My grip tightened on the steering wheel.
“Not even a near match,” she whispered.
I glanced at her sharply. She was staring straight ahead.
"What do you mean?" I asked.
"I mean," she said, turning to face me now, voice trembling, "Tom Roberts isn’t my biological father."
The words hit like a punch to the chest.
She laughed softly—bitter and broken. "I haven’t told anyone. Not him. Not my mom. Not even Jessa. I just… kept it in. But I can’t anymore. I feel like I’m going to explode."
I pulled the car over on a quiet stretch of road and parked.
She was shaking now, hands curled in her lap.
"I don’t know who I am," she whispered. "I don’t know what that makes me."
I reached over, took her hand gently in mine.
"It makes you you, Kay. The same girl I’ve known since I was five. The one who kicked my ass at soccer in sixth grade.

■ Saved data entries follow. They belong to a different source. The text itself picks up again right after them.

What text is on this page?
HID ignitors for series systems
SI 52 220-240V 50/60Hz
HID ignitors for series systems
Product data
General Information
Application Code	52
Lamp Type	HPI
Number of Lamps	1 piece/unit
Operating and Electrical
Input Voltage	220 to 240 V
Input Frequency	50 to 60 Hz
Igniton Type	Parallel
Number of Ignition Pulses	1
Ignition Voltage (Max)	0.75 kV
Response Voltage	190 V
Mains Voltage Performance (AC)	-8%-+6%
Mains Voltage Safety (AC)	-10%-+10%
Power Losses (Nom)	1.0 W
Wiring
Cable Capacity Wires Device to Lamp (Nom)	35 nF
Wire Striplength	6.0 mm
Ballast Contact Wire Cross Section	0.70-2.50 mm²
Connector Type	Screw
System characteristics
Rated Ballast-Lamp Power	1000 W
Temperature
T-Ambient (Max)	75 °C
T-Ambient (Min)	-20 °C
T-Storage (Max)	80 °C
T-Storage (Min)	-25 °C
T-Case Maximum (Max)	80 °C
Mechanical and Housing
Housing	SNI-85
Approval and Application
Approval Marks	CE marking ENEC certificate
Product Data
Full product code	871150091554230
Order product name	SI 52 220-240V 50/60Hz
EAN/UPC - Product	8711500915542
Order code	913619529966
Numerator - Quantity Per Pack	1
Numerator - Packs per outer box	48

The one who reads four books at once and forgets where she puts her phone five times a day.” then I silently add “The one my wolf won’t shut up about."
Her eyes locked with mine, wide and glistening with tears.
"You’re still you," I said. "And I’m still here."
She exhaled like she hadn’t breathed in days—and leaned into me, forehead against my shoulder.
"Thank you," she whispered. "I didn’t know who else I could tell."
"Always me," I said, brushing her hair back behind her ear. "No matter what." I plant a gentle kiss on the top of her head
We sat like that for a long time. And for the first time all week, I felt my wolf go quiet.